Is it my fault? Or is there something that I'm not doing right in max?
For the record, I baked in xNormal, and I tried flipping the green channel. No difference. Also, I'm viewing this with the xoliul viewport shader. However, I experienced the same seam issues with the offline renderer. So the problem isn't that.
Thanks!
Replies
Apps usually use different tangent bases. A map baked in one app should display perfectly in the same app, but probably won't in another app. You just have to test variations. I think Xnormal includes 3ds Max's tangent basis as an option to bake to.
3ds Max is an exception in that it uses a different tangent basis for baking than it does for viewport display, causing seams. It uses the same tangent basis for scanline rendering however.
Just drop it into unreal to trim down the potential offenders.
Before you do that, make sure that when you bake the maps, your space coordinates in Xnormal are set to x+ y-z+; these are the settings that Unreal uses. You wouldn't believe how many times I forget to set them up properly and then I ponder why my normals look like crap.
This is the same thing as flipping the green channel, it just automates it, so I don't think it will solve your problem.

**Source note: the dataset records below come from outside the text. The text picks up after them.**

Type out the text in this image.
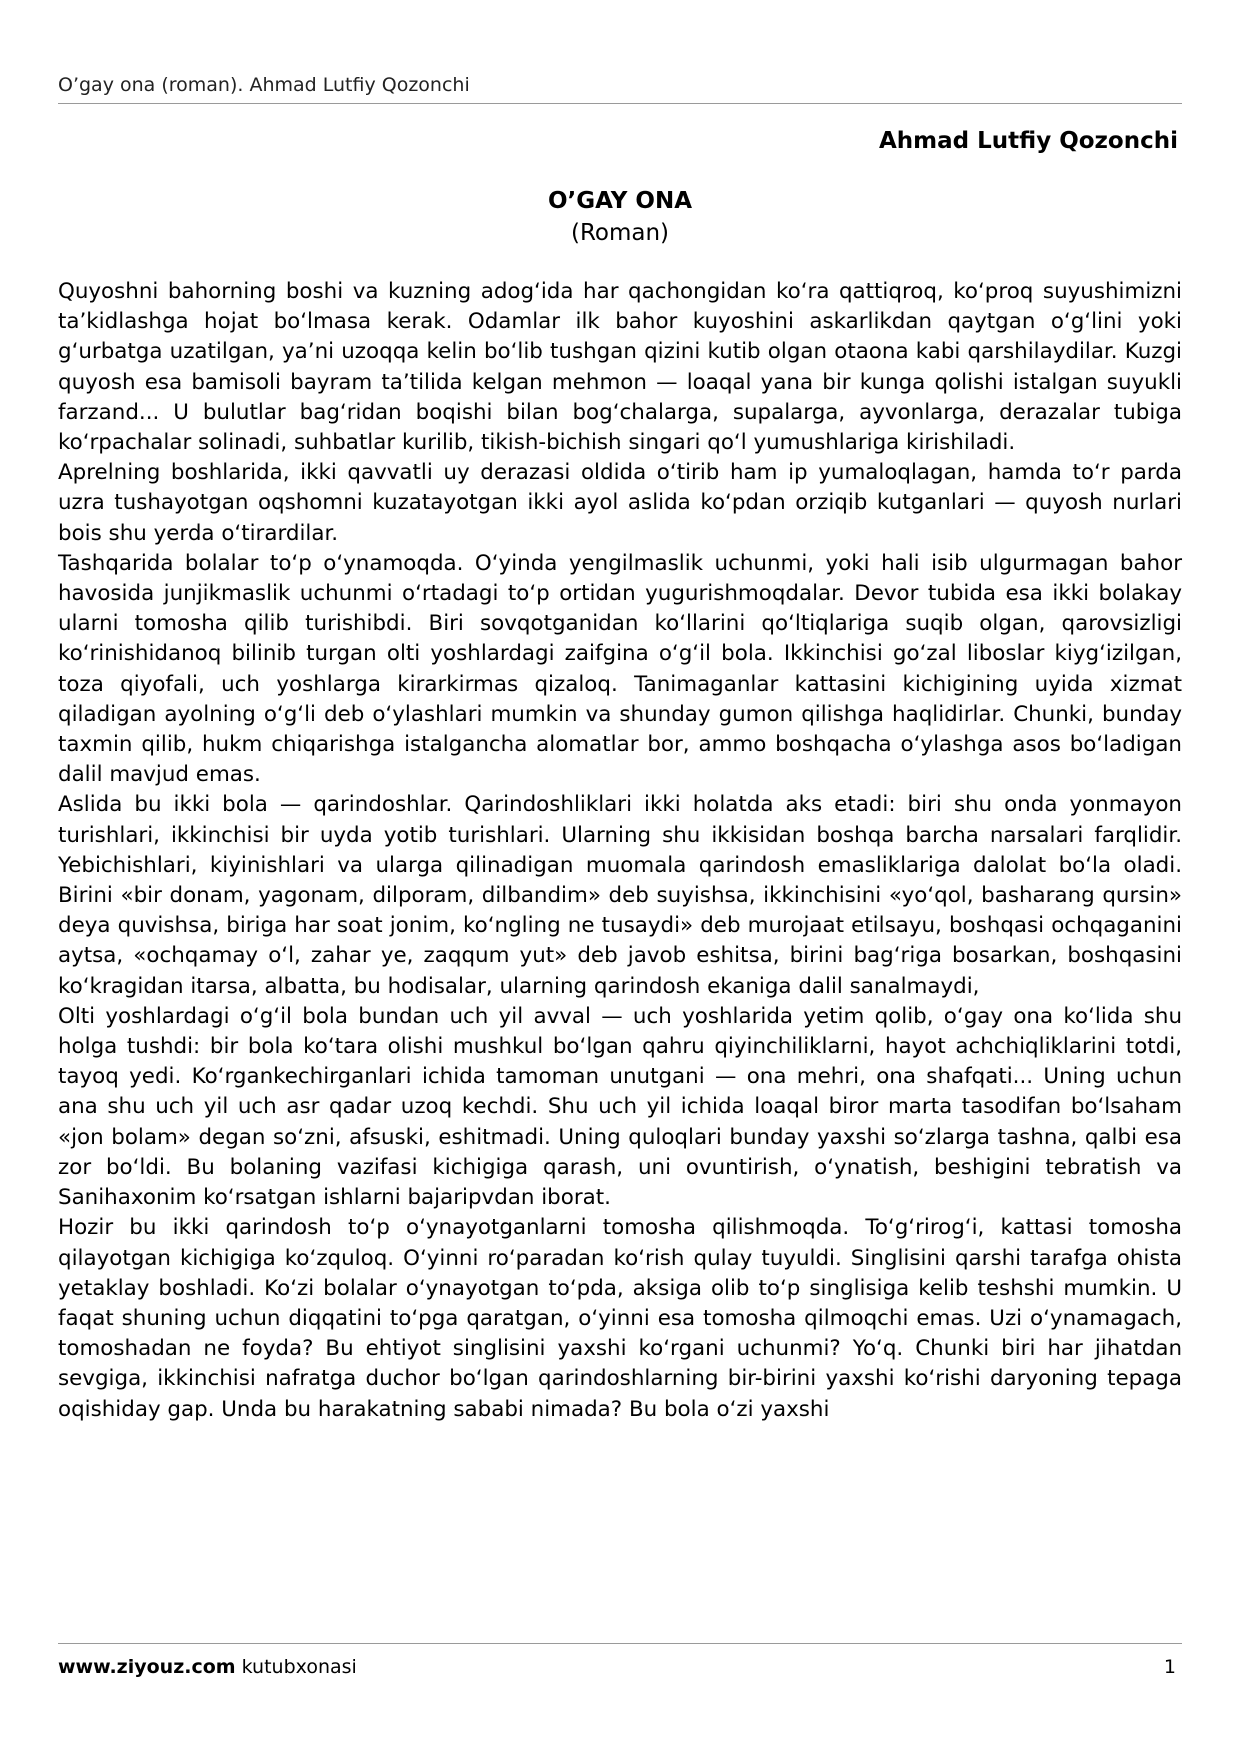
O’gay ona (roman). Ahmad Lutfiy Qozonchi
Ahmad Lutfiy Qozonchi
O’GAY ONA
(Roman)

Quyoshni bahorning boshi va kuzning adog‘ida har qachongidan ko‘ra qattiqroq, ko‘proq suyushimizni ta’kidlashga hojat bo‘lmasa kerak. Odamlar ilk bahor kuyoshini askarlikdan qaytgan o‘g‘lini yoki g‘urbatga uzatilgan, ya’ni uzoqqa kelin bo‘lib tushgan qizini kutib olgan otaona kabi qarshilaydilar. Kuzgi quyosh esa bamisoli bayram ta’tilida kelgan mehmon — loaqal yana bir kunga qolishi istalgan suyukli farzand... U bulutlar bag‘ridan boqishi bilan bog‘chalarga, supalarga, ayvonlarga, derazalar tubiga ko‘rpachalar solinadi, suhbatlar kurilib, tikish-bichish singari qo‘l yumushlariga kirishiladi.

Aprelning boshlarida, ikki qavvatli uy derazasi oldida o‘tirib ham ip yumaloqlagan, hamda to‘r parda uzra tushayotgan oqshomni kuzatayotgan ikki ayol aslida ko‘pdan orziqib kutganlari — quyosh nurlari bois shu yerda o‘tirardilar.

Tashqarida bolalar to‘p o‘ynamoqda. O‘yinda yengilmaslik uchunmi, yoki hali isib ulgurmagan bahor havosida junjikmaslik uchunmi o‘rtadagi to‘p ortidan yugurishmoqdalar. Devor tubida esa ikki bolakay ularni tomosha qilib turishibdi. Biri sovqotganidan ko‘llarini qo‘ltiqlariga suqib olgan, qarovsizligi ko‘rinishidanoq bilinib turgan olti yoshlardagi zaifgina o‘g‘il bola. Ikkinchisi go‘zal liboslar kiyg‘izilgan, toza qiyofali, uch yoshlarga kirarkirmas qizaloq. Tanimaganlar kattasini kichigining uyida xizmat qiladigan ayolning o‘g‘li deb o‘ylashlari mumkin va shunday gumon qilishga haqlidirlar. Chunki, bunday taxmin qilib, hukm chiqarishga istalgancha alomatlar bor, ammo boshqacha o‘ylashga asos bo‘ladigan dalil mavjud emas.

Aslida bu ikki bola — qarindoshlar. Qarindoshliklari ikki holatda aks etadi: biri shu onda yonmayon turishlari, ikkinchisi bir uyda yotib turishlari. Ularning shu ikkisidan boshqa barcha narsalari farqlidir. Yebichishlari, kiyinishlari va ularga qilinadigan muomala qarindosh emasliklariga dalolat bo‘la oladi. Birini «bir donam, yagonam, dilporam, dilbandim» deb suyishsa, ikkinchisini «yo‘qol, basharang qursin» deya quvishsa, biriga har soat jonim, ko‘ngling ne tusaydi» deb murojaat etilsayu, boshqasi ochqaganini aytsa, «ochqamay o‘l, zahar ye, zaqqum yut» deb javob eshitsa, birini bag‘riga bosarkan, boshqasini ko‘kragidan itarsa, albatta, bu hodisalar, ularning qarindosh ekaniga dalil sanalmaydi,

Olti yoshlardagi o‘g‘il bola bundan uch yil avval — uch yoshlarida yetim qolib, o‘gay ona ko‘lida shu holga tushdi: bir bola ko‘tara olishi mushkul bo‘lgan qahru qiyinchiliklarni, hayot achchiqliklarini totdi, tayoq yedi. Ko‘rgankechirganlari ichida tamoman unutgani — ona mehri, ona shafqati... Uning uchun ana shu uch yil uch asr qadar uzoq kechdi. Shu uch yil ichida loaqal biror marta tasodifan bo‘lsaham «jon bolam» degan so‘zni, afsuski, eshitmadi. Uning quloqlari bunday yaxshi so‘zlarga tashna, qalbi esa zor bo‘ldi. Bu bolaning vazifasi kichigiga qarash, uni ovuntirish, o‘ynatish, beshigini tebratish va Sanihaxonim ko‘rsatgan ishlarni bajaripvdan iborat.

Hozir bu ikki qarindosh to‘p o‘ynayotganlarni tomosha qilishmoqda. To‘g‘rirog‘i, kattasi tomosha qilayotgan kichigiga ko‘zquloq. O‘yinni ro‘paradan ko‘rish qulay tuyuldi. Singlisini qarshi tarafga ohista yetaklay boshladi. Ko‘zi bolalar o‘ynayotgan to‘pda, aksiga olib to‘p singlisiga kelib teshshi mumkin. U faqat shuning uchun diqqatini to‘pga qaratgan, o‘yinni esa tomosha qilmoqchi emas. Uzi o‘ynamagach, tomoshadan ne foyda? Bu ehtiyot singlisini yaxshi ko‘rgani uchunmi? Yo‘q. Chunki biri har jihatdan sevgiga, ikkinchisi nafratga duchor bo‘lgan qarindoshlarning bir-birini yaxshi ko‘rishi daryoning tepaga oqishiday gap. Unda bu harakatning sababi nimada? Bu bola o‘zi yaxshi

www.ziyouz.com kutubxonasi	1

I would recommend previewing stuff in Marmoset, it is the easiest and clearest way to look at props, and it is a game engine, so you can preview what your stuff will look like in an engine. If it looks good in marmoset, it is a pretty good bet it will look good in any other engines too.
I don't preview stuff in xNormal because it can look good in xNormal and bad in other engines. Marmoset is a good impartial 3rd party observer for testing your props. I wouldn't put any stock into whether something looks good in Max.
FYI: Marmoset uses +X +Y +Z, so you don't flip the green channel for it.
It looks like there is a hard edge in the model in Max. I use a hard/soft edges script in Max, and I've noticed that sometimes it doesn't translate properly to smoothing groups when exporting to engines. Maybe something similar is happening to you.
Predator:
I think that Xnormal's display matches Unreal pretty well. Unless my green channel is pointing in the wrong direction, I've yet to encounter any problems where it looks right in one, but wrong in the other.
I got seams or better shader errors with my viewport shader in max (xoliuls)
I thought of doing different smoothing groups for each side to avoid that but i decided to chamfer the edges and do it one smoothing group to have it easier when texutring.
Since i got some "holes" in the mesh there are some sharp tris unavoidable which lead to that effect.
However in Unreal shader this problem is non existent.
Now my question is after reading this thread. is this just normal and you ll better of in testing things in marmoset/unreal etc?